Publié le 15/01/2015 par Nastasja Caneve / Catégorie: Critique

"Scandaliser est un droit, être scandalisé, un plaisir. Quiconque refuse le plaisir d'être scandalisé est un blême moraliste." Pasolini (30/10/1975)

Il y a quarante ans, le 2 novembre 1975, sur une plage d'Ostie, on retrouvait un homme mort : Pier Paolo Pasolini. À la fois réalisateur, poète, militant politique et écrivain italien, Pasolini a trop parlé. Sans doute. Quoiqu'il en soit, le mystère autour de cette mort suspecte est, jusqu'alors, resté entier. Crime infâme ? Assassinat ? Complot ? De nombreuses hypothèses formulées autour de ce bain de sang, mais rien de concluant.

Pasolini d'Abel Ferrara

Dans son dernier film, sélectionné en compétition officielle à la Mostra de Venise, Abel Ferrara n'entend pas résoudre cette curieuse énigme. Ce n'est pas la mort qui est au cœur de Pasolini mais bien la vie, celle d'une personnalité riche et complexe. Même si le film se concentre sur les dernières heures du cinéaste italien, c'est un portrait aux mille facettes que Ferrara offre au spectateur dans cette coproduction entre la France, l'Italie et la Belgique.

Après le tonitruant Welcome to New York, retraçant l'affaire DSK avec Gérard Depardieu, le cinéaste italo-américain, Abel Ferrara se lance dans ce « biopic » consacré à une des personnalités les plus controversées de l'histoire du cinéma. Pasolini est une ode, un hommage puissant que Ferrara rend à Pier Paolo Pasolini. Deux marginaux qui étaient faits pour se rencontrer, d'une manière ou d'une autre.
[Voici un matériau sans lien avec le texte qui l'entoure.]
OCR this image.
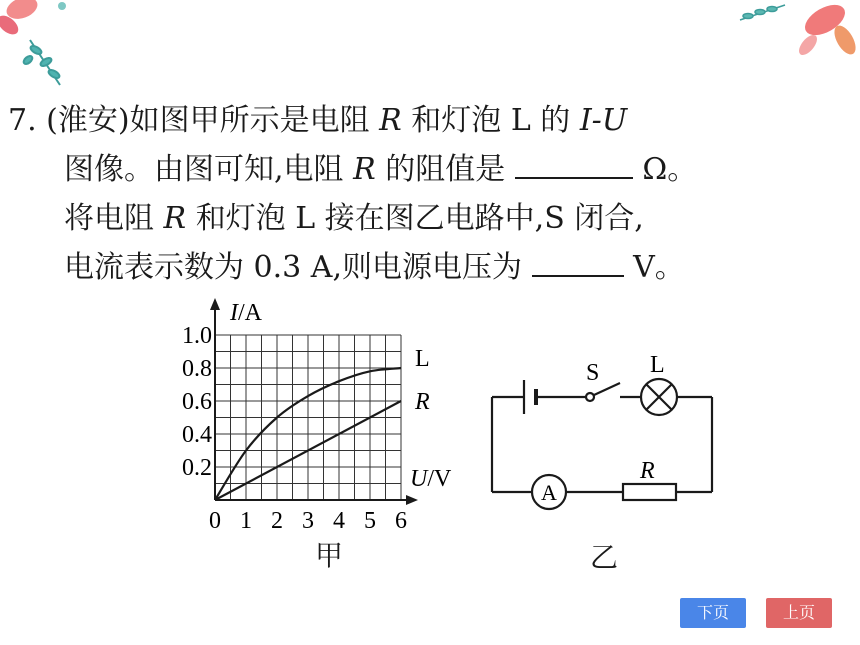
7. (淮安)如图甲所示是电阻 R 和灯泡 L 的 I-U
图像。由图可知,电阻 R 的阻值是	Ω。
将电阻 R 和灯泡 L 接在图乙电路中,S 闭合,
电流表示数为 0.3 A,则电源电压为	V。
0 1 2 3 4 5 6
0.2
0.4
0.6
0.8
1.0
L
R
I/A
U/V
甲
S L
R
A
乙
下页	上页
Recevoir du premier coup le dernier film d'Abel Ferrara relève de la gageure tant il est dense, tant les narrations s'entrecroisent, tant l'intermédialité est reine. Une journée, certes. Mais, il s'en passe des choses dans la tête d'un Pier Paolo Pasolini en 24 heures.Le film s'étend du réveil au sommeil, cette mort inéluctable. Entre ces deux intervalles, Ferrara joue avec une pléthore de matériaux : des images de films, des scènes d'intérieur en famille avec sa mère et son amie, Laura Betti (incarnée par une Maria de Medeiros étincelante), une interview avec un journaliste au sujet de la sortie de Salò ou les 120 journées de Sodome, une partie de football avec des jeunes du quartier, des escapades nocturnes avec ses amants adolescents. Autant de scènes interprétées par un Pasolini d'aujourd'hui, Willem Dafoe, acteur fétiche d'Abel Ferrara. C'est que la ressemblance, tant physique qu'intellectuelle, avec l'italien est troublante.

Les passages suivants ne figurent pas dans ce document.